The Day: Your institute continues publishing books. What new can readers expect?

M. Z.: The first and second volumes of the academic collection, Taras Shevchenko, are off the presses. We expect to publish another four volumes by the end of the year (there will be 12 volumes in all, including Shevchenko’s artistic heritage). The first volume of the complete collection of works by Oles Honchar is also available. The institute is working on a Shevchenko Encyclopedia. We are about finished doing the computer version of the first volume.

The Day: Which stages in our history and literature or maybe in other literatures left you especially impressed and helped form your individuality?

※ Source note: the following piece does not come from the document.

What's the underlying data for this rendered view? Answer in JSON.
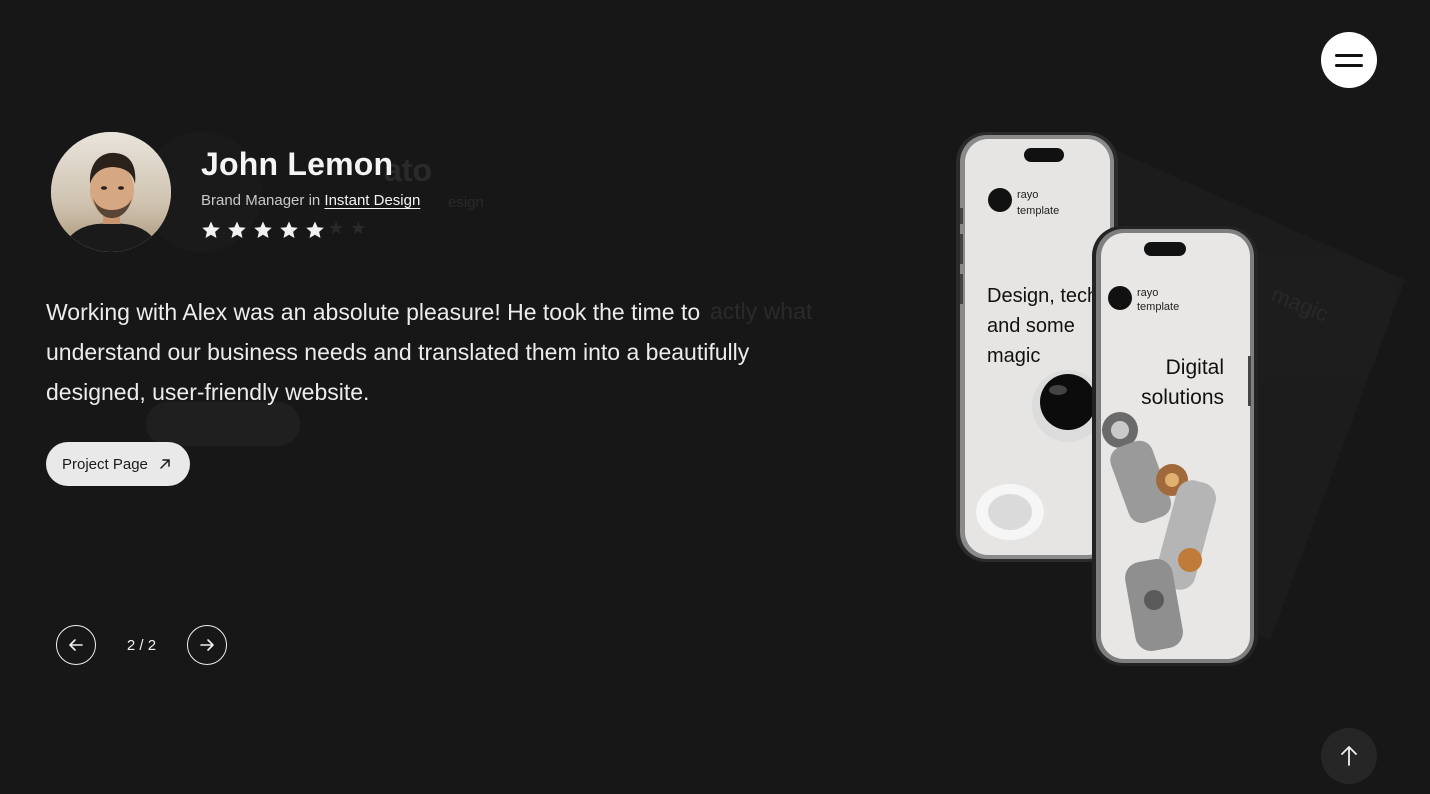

M. Z.: When I studied at school I read everything at the school library. I read the Bible for my mother (it was left by my father) and sang psalms. My mother was illiterate and a Baptist. Actually, I reread everything at the school library several times, from a booklet on how to grow kok-saghyz [Russian dandelion] to Nikolai Ostrovsky’s The Making of a Hero. I was especially impressed to visit the Shchedrin Library in Leningrad, reading works by Kostomarov and Panteleimon Kulish, the journal Osnova, and other periodicals dating from the 1920s, including VAPLITE and Literaturny yarmarok (Literary Bazaar). I spent hours at the library every weekend. I was impressed by Schopenhauer’s philosophy and Russian publicist writings of the second half of the nineteenth century. Especially Shelgunov’s Sketches of Russian Life . It’s worth reading and rereading, for it has something you can use today. Of course, I read Dostoyevsky’s complete works, including the diaries, but I didn’t like books categorized as critical realism. Even now I think that such literature somehow paved the way for the revolution, because it brought into doubt His Commandments and urged people to avenge their wrongs. That literature crossed the line, the result being that people reading it were left with nothing being held sacred. I enjoyed Lesia Ukrayinka and often reread her letters. And every year I read Shevchenko’s Kobzar and never stop marveling that his talent was from heaven. Take his Caucasus: Who but Shevchenko would raise his voice in defense of the Caucasus people in the Russian Empire? Or his To the Dead, the Living, and Unborn.

Actually, reading is my greatest joy, although I find increasingly less time for pleasure reading, but perhaps the time will come.